Another tourist attraction in the town is the 3,500-meter (11483 ft; 2.2 mi) long Shōryū Caves (昇竜洞). They were discovered in 1963 and partially opened to the public that same year.

==Climate==
The climate is classified as humid subtropical (Köppen climate classification Cfa) with very warm summers and mild winters. Precipitation is high throughout the year, but is highest in the months of May, June and September. The area is subject to frequent typhoons.

===Surrounding municipalities===
- Wadomari

==History==
China Village was founded in 1888. As with all of Okinoerabujima, the village came under the administration of the United States from 1 July 1946 to 25 December 1953. It was promoted from village to town status in 1946.

==Economy==
Sugar cane, sweet potato, and peanut farming are popular. Floriculture is also practiced. A total of 1,958 hectares (4,838 acres; 7.6 sq mi) of land are under cultivation in the town. However, due to the lack of local jobs, there has been an outflow of residents.

==Transportation==
China is located on Kagoshima Prefectural Route 84. The only airport serving the area, the Okinoerabu Airport, is about 80 minutes away in neighboring Wadomari. There also is a ferry to the prefectural capital Kagoshima from China Port. It takes between 17 and 18 hours.

==Education==
Primary and junior high school education in China is controlled by the five members of the Education Committee, whose members serve four year terms.
The town has five kindergartens, five primary schools, two middle schools, and one senior high school. The high school, Okinoerabu High School, controlled by Kagoshima Prefecture, was formed in 1949 through the merger of China High School and Wadomari High School. It initially had separate campuses in China and Wadomari.

List of schools in China
| Name | Number of students |
Kindergartens
| China Kindergarten | 39 |
| Sumiyoshi Kindergarten | 13 |
| Tamina Kindergarten | 9 |
| Kamishiro Kindergarten | 0 (classes suspended) |
| Shimohirakawa Kindergarten | 25 |
Primary schools
| China Primary School | 222 |
| Sumiyoshi Primary School | 53 |
| Tamina Primary School | 35 |
| Kamishiro Primary School | 23 |
| Shimohirakawa Primary School (JA) | 109 |
Middle schools
| China Middle School (JA) | 129 |
| Tamina Middle School (JA) | 65 |
High schools
| Okinoerabu High School [ja] | 337 |

There is also a municipal library.

==Public facilities==
There are two medical clinics, four dental clinics, and one hospital in the town. There are also two nursing homes.
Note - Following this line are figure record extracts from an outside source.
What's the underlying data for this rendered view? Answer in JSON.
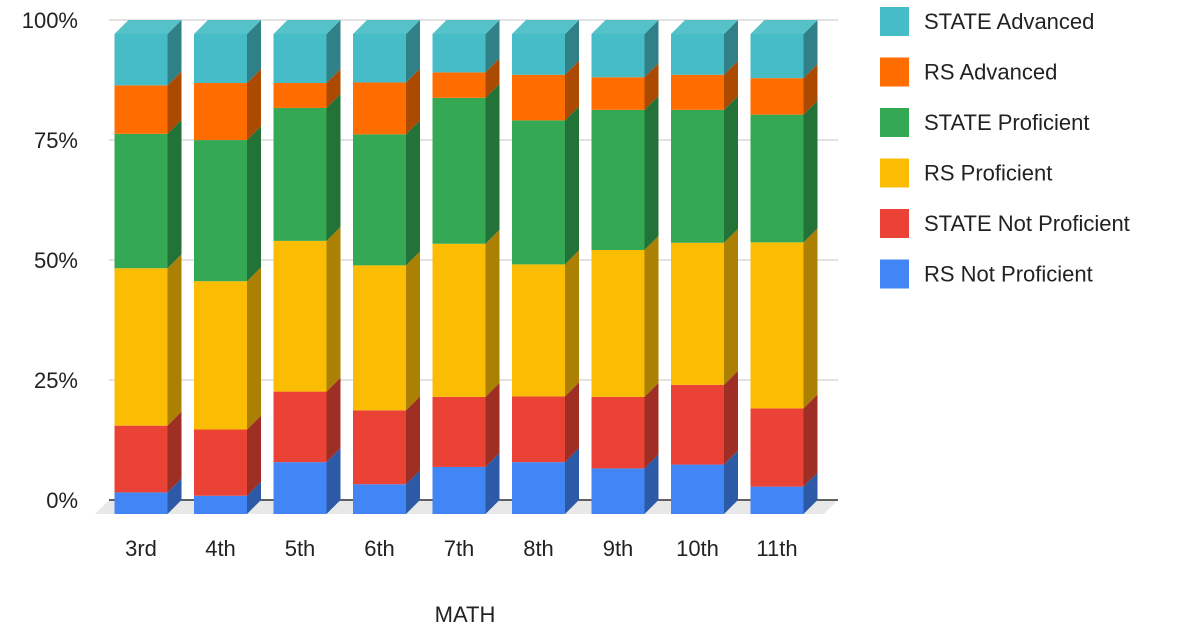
{
  "chart_data": {
    "type": "bar",
    "stacked": true,
    "three_d": true,
    "title": "",
    "xlabel": "MATH",
    "ylabel": "",
    "ylim": [
      0,
      100
    ],
    "y_ticks": [
      "0%",
      "25%",
      "50%",
      "75%",
      "100%"
    ],
    "y_tick_values": [
      0,
      25,
      50,
      75,
      100
    ],
    "categories": [
      "3rd",
      "4th",
      "5th",
      "6th",
      "7th",
      "8th",
      "9th",
      "10th",
      "11th"
    ],
    "legend_position": "right",
    "grid": true,
    "series": [
      {
        "name": "RS Not Proficient",
        "color": "#4285F4",
        "values": [
          4.5,
          3.8,
          10.8,
          6.2,
          9.8,
          10.8,
          9.5,
          10.3,
          5.7
        ]
      },
      {
        "name": "STATE Not Proficient",
        "color": "#EA4335",
        "values": [
          13.9,
          13.8,
          14.7,
          15.4,
          14.6,
          13.7,
          14.9,
          16.6,
          16.3
        ]
      },
      {
        "name": "RS Proficient",
        "color": "#FBBC04",
        "values": [
          32.8,
          30.9,
          31.4,
          30.2,
          31.9,
          27.5,
          30.6,
          29.6,
          34.6
        ]
      },
      {
        "name": "STATE Proficient",
        "color": "#34A853",
        "values": [
          28.0,
          29.4,
          27.7,
          27.3,
          30.4,
          30.0,
          29.2,
          27.7,
          26.6
        ]
      },
      {
        "name": "RS Advanced",
        "color": "#FF6D01",
        "values": [
          10.1,
          11.9,
          5.2,
          10.8,
          5.3,
          9.5,
          6.8,
          7.3,
          7.6
        ]
      },
      {
        "name": "STATE Advanced",
        "color": "#46BDC6",
        "values": [
          10.7,
          10.2,
          10.2,
          10.1,
          8.0,
          8.5,
          9.0,
          8.5,
          9.2
        ]
      }
    ],
    "legend_order": [
      "STATE Advanced",
      "RS Advanced",
      "STATE Proficient",
      "RS Proficient",
      "STATE Not Proficient",
      "RS Not Proficient"
    ]
  }
}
The Ōyama Japan Self-Defense Forces base is located about 10 minutes from the center of town by bus, near the Ōyama Camping Grounds.

==Culture==
China has a distinctive form of lion dance, believed to have been transmitted from Okinawa in the 18th century. Another local traditional dance is the Daija-Odori (大蛇踊り), consisting of a snake puppet suspended in mid-air from a frame and manipulated by strings. It is performed to a taiko drum and sanshin (Okinawan three-stringed banjo) accompaniment.

Popular local dishes include the traditional tofu-misozuke, prepared by drying tofu in the sun and then adding miso. A more recent innovation adds kimchi to the dish.